Your role as the dungeon master is to act as a guide for players, to further the narrative, create a rich and varied world and give players a satisfying, and at times challenging experience. Enacting the ‘What the DM says is final’ rule can be tempting to pursue, as is deciding things without a dice roll.
But here’s why you should reconsider…
Some players like to be led while others enjoy the illusion of free will. If you deny things to players, whether this is in the rules or not, they’ll lose interest. It’s a risky endeavour.

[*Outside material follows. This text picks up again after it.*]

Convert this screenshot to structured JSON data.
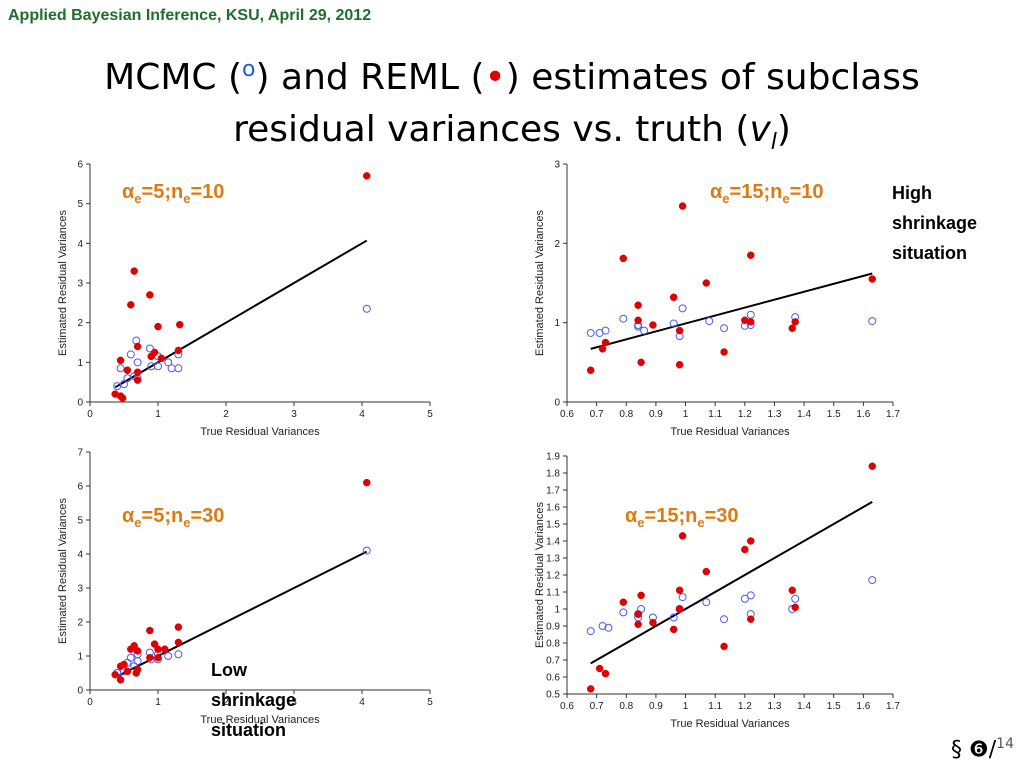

A good DM will listen to feedback and to what their players enjoy. Did you know that many DMs develop the skillset of a good leader, director or manager? It’s true, you can even add the skills you’ve developed as dungeon master on your CV or resume.
Beware of homebrew havoc
If you’re a DM, beware of house rules. Try not to make house rules or dabble in homebrew unless you know exactly what you’re doing. It’s likely you have good intentions and are trying to fix a flaw or hindrance in the OG rules. In which case, go for it! Just make sure it actually fixes what you intend it to without breaking something else. It’s a delicate ecosystem where one small change can end up affecting other things in unexpected and unpredictable ways.